È davvero un ritorno a casa (anche se l’Homecoming del titolo ha tutto un altro riferimento, ma è evidente che Marvel ha giocato alla grande con questa ambiguità, per nulla celata): Spider-Man è tornato quello che i suoi fan vogliono che sia.

Probabilmente non sarà mai possibile fare un film basato sulle vicende di un supereroe che accontenti tutti.
Ma Spider-Man: Homecoming  ci va molto vicino
.
Peter Parker, quando veste il costume, diventa l’eroe in calzamaglia (hi-tech) più divertente del quartiere.
Certe volte, forse, si esagera un po’ con la ricerca ostinata della trovata comica, ma nella maggioranza dei casi si fa centro.


Spider-Man: Homecoming non è un film perfetto.
Ma è un film facile, che non necessita di eccessiva concentrazione, stra-ricco di riferimenti più o meno velati alla storia di Spider-Man e di tutto l’Universo Cinematografico Marvel.
Non è nemmeno un film troppo pieno di scene d’azione, che però sono sempre ottimamente coreografate e non fanno mai girare la testa.
Nonostante siano sempre a tutta velocità (ogni riferimento ai rallenty esasperati in Wonder Woman non è casuale)!

La ragnatela tessuta dagli Studios della Casa delle Idee diventa sempre più complessa ed ogni innesto la arricchisce di sfumature e profondità.

Il cast

Tom Holland è davvero convincente nel ruolo di Peter Parker.
Ha la giusta fisicità e la faccia per esprimere l’irrequietezza del bimbo-ragno che vorrebbe, ma non puo’.
Ma anche del giovanotto innamorato, del teen-ager che gioca coi lego e, poi, del ragazzo che sa prendere decisioni importanti.


Il mattatore del film è però, prevedibilmente, Michael Keaton che, nonostante uno screening time non altissimo come si poteva immaginare, riesce con due o tre cambi di espressione a stravolgere il mood del suo Adrian Toomes.


Ottima, e per certi versi essenziale, la prova di Jacob Batalon, nei panni di Ned, la spalla/amico del cuore di Peter.
E Marisa Tomei aggiunge un aspetto sconosciuto al personaggio di Zia May: quello di essere una donna desiderabile da tutti quelli che la incontrano.
Non stona la versione aggiornata di Flash Thompson (Tony Revolori): i bulli di oggi sono molto diversi da quelli degli anni ’60!

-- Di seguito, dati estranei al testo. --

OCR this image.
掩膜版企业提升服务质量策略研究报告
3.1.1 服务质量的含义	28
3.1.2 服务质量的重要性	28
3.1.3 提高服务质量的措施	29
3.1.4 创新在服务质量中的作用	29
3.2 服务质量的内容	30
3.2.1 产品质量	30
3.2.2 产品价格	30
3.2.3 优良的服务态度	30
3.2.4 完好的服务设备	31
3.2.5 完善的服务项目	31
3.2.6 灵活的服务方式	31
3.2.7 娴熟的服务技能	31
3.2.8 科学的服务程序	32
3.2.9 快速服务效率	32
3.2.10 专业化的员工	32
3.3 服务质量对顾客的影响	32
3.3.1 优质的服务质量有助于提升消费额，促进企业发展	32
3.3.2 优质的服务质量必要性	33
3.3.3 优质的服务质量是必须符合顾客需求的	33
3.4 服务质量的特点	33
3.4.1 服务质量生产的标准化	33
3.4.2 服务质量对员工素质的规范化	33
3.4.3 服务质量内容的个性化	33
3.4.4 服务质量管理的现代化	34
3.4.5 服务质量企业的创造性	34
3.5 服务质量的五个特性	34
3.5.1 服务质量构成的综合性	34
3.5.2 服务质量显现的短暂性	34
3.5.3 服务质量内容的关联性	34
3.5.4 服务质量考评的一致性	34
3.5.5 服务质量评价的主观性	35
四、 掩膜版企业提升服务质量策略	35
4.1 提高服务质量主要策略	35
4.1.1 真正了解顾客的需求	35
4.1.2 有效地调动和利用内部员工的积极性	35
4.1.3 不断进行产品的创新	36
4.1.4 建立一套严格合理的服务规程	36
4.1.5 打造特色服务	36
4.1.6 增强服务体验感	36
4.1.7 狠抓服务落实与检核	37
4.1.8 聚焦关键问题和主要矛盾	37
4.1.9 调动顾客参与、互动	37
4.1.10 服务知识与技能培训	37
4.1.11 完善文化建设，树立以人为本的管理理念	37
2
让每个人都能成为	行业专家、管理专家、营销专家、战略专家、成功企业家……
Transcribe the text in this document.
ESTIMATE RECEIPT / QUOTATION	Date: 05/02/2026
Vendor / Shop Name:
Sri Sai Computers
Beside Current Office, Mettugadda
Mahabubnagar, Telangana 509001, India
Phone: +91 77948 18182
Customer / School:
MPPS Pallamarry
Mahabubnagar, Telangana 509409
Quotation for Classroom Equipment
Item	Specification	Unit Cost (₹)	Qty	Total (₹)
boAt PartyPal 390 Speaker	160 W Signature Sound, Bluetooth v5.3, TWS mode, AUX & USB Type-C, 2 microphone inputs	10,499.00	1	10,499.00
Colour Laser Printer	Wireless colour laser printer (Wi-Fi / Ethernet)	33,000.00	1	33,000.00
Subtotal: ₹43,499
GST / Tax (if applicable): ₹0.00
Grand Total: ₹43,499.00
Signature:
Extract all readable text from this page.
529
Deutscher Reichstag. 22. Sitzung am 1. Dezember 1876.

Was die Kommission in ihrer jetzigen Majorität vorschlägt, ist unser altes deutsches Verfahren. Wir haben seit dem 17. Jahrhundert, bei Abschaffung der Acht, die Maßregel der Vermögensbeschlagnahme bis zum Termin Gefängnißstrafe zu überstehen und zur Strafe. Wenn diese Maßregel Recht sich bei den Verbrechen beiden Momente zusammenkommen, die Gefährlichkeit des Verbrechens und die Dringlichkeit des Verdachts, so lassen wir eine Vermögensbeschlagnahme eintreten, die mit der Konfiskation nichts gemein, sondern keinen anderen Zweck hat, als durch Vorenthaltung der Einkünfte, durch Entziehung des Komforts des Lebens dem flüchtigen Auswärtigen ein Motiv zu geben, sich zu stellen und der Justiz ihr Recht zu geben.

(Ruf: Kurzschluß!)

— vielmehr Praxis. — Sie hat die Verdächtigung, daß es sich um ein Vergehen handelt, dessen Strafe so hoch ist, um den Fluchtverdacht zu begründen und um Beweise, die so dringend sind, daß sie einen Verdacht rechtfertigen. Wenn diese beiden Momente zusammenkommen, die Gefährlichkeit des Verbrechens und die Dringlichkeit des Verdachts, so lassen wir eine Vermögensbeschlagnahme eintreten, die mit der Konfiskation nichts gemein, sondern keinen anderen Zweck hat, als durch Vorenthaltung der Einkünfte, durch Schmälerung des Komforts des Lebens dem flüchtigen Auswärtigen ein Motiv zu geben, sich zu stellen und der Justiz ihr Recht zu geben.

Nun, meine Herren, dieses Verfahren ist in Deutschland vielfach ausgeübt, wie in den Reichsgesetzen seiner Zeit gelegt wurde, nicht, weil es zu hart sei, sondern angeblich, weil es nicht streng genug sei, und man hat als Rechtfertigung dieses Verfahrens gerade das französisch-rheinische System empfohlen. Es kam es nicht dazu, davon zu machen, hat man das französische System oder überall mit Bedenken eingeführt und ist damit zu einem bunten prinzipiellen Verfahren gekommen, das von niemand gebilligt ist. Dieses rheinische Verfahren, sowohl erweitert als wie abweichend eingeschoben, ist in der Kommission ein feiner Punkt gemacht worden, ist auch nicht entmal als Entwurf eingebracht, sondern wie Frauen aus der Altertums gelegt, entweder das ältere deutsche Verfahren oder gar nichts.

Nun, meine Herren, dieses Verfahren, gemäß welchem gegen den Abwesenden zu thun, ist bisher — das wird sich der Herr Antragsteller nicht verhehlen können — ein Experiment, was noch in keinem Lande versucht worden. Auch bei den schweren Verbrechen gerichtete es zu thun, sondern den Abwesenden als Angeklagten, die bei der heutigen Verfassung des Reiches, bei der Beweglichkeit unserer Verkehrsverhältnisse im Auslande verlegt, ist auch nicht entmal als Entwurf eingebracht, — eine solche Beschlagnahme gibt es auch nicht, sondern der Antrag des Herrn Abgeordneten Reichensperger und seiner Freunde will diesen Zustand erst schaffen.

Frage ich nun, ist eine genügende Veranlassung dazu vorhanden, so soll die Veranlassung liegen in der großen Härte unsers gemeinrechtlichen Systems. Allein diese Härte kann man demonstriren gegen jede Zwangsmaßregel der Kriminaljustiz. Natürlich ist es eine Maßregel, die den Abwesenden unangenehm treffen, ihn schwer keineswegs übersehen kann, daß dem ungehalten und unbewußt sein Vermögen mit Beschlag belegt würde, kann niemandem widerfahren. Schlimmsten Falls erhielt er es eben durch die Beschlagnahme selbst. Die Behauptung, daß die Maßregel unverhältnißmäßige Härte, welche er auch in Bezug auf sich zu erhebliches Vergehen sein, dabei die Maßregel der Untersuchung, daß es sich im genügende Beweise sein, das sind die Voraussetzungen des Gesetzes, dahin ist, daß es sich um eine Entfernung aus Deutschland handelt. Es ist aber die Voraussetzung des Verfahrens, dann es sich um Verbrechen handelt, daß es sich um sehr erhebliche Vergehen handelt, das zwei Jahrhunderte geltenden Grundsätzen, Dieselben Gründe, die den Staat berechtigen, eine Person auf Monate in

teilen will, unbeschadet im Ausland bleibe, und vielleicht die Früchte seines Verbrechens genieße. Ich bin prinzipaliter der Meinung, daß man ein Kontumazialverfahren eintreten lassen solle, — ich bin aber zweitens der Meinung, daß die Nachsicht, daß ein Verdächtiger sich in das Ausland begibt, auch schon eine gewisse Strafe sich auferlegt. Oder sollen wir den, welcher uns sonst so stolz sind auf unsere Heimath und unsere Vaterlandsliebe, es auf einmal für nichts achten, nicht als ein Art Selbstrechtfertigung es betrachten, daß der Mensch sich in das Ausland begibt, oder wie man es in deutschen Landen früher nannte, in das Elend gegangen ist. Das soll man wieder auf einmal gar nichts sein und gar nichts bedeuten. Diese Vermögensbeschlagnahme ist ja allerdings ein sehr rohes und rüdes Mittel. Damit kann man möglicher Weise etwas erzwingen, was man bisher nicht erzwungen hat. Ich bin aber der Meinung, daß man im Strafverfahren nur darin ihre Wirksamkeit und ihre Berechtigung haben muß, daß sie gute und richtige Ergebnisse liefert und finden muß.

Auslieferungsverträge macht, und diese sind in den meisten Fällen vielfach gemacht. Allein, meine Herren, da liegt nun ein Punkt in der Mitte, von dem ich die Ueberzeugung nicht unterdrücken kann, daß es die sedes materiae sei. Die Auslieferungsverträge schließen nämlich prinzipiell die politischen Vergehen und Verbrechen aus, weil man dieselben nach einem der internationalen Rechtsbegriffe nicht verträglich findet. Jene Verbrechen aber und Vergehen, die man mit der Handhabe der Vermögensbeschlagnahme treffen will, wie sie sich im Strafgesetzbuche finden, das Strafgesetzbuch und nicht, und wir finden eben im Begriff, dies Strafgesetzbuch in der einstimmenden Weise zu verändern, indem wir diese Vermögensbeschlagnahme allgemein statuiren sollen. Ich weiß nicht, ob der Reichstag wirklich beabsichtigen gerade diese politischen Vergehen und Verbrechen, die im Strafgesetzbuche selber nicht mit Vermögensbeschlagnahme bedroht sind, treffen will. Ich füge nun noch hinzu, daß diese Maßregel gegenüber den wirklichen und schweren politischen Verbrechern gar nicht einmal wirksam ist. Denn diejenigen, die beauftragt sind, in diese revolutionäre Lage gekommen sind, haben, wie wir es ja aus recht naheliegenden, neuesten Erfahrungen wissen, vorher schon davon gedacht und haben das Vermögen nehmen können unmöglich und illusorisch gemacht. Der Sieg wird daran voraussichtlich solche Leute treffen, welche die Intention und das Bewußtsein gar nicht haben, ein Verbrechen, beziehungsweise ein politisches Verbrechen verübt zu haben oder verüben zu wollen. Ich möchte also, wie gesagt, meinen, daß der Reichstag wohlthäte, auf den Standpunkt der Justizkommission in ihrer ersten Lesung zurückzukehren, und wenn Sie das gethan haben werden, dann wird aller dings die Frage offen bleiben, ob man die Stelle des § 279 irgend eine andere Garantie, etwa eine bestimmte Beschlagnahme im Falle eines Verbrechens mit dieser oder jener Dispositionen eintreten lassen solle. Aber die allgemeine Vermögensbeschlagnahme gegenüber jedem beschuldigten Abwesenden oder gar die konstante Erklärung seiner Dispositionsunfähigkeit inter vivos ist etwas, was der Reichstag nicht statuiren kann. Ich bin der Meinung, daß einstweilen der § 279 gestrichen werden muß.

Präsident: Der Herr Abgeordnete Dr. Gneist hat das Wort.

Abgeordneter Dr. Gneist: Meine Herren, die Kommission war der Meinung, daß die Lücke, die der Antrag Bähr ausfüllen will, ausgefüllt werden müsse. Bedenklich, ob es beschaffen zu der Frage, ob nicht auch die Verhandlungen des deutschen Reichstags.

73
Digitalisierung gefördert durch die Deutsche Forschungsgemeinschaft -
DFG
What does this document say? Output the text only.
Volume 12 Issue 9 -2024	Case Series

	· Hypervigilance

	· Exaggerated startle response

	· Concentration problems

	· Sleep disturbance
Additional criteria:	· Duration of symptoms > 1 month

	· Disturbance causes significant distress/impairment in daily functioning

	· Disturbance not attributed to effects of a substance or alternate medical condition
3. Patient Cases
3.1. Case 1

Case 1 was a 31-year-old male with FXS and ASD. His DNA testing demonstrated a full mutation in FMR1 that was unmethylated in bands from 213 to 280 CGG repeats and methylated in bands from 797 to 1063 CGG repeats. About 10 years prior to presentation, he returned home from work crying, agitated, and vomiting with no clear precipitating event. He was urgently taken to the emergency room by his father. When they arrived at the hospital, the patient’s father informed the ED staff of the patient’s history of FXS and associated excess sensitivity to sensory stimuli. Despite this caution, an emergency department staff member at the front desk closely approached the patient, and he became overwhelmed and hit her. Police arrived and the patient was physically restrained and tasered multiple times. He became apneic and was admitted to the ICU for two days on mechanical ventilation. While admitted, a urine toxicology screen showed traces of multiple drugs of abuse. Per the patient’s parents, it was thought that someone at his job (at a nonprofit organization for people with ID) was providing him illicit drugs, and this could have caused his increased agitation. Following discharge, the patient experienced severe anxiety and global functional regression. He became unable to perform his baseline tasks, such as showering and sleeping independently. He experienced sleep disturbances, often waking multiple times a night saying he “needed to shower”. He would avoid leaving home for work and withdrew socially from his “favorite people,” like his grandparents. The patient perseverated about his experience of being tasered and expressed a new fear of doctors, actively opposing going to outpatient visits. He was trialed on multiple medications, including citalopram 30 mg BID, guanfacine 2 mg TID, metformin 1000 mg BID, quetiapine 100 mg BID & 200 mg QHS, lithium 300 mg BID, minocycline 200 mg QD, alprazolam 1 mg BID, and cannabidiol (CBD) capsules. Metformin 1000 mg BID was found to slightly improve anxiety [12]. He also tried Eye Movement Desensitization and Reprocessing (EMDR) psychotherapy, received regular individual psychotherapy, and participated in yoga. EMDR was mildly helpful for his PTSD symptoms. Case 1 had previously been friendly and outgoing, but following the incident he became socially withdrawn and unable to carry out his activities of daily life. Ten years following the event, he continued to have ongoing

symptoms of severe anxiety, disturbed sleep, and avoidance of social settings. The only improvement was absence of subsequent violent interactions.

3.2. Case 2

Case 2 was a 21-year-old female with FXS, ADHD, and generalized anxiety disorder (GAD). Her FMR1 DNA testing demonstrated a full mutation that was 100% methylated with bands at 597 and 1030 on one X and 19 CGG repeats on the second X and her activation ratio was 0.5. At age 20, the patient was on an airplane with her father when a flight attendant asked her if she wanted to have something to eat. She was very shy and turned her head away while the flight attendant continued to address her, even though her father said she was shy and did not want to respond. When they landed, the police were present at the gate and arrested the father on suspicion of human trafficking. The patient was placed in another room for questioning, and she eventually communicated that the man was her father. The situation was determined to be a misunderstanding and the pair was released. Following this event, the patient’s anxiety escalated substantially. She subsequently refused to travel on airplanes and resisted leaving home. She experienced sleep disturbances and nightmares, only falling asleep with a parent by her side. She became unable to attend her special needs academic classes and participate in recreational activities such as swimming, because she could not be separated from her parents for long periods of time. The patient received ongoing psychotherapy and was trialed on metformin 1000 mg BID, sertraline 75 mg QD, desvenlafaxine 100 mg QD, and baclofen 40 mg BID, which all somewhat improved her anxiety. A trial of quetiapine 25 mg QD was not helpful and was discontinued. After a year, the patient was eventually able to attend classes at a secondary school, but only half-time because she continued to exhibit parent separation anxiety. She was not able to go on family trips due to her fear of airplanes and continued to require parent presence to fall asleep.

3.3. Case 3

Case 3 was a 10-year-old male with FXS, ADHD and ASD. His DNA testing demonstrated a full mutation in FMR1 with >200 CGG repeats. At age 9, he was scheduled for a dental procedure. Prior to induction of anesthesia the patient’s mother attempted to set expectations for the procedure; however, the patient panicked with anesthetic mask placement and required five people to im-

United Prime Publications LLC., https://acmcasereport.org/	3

Come da tradizione Marvel, anche per Spider-Man: Homecoming, una scena a metà ed una a fine titoli di coda.

 

Ed ora attendiamo con trepidazione le future interazioni di Spidey con gli Avengers, dato che l’anno prossimo tutto l’MCU sarà chiamato a raccolta.
È in arrivo Thanos. In visita, non richiesta, sulla Terra.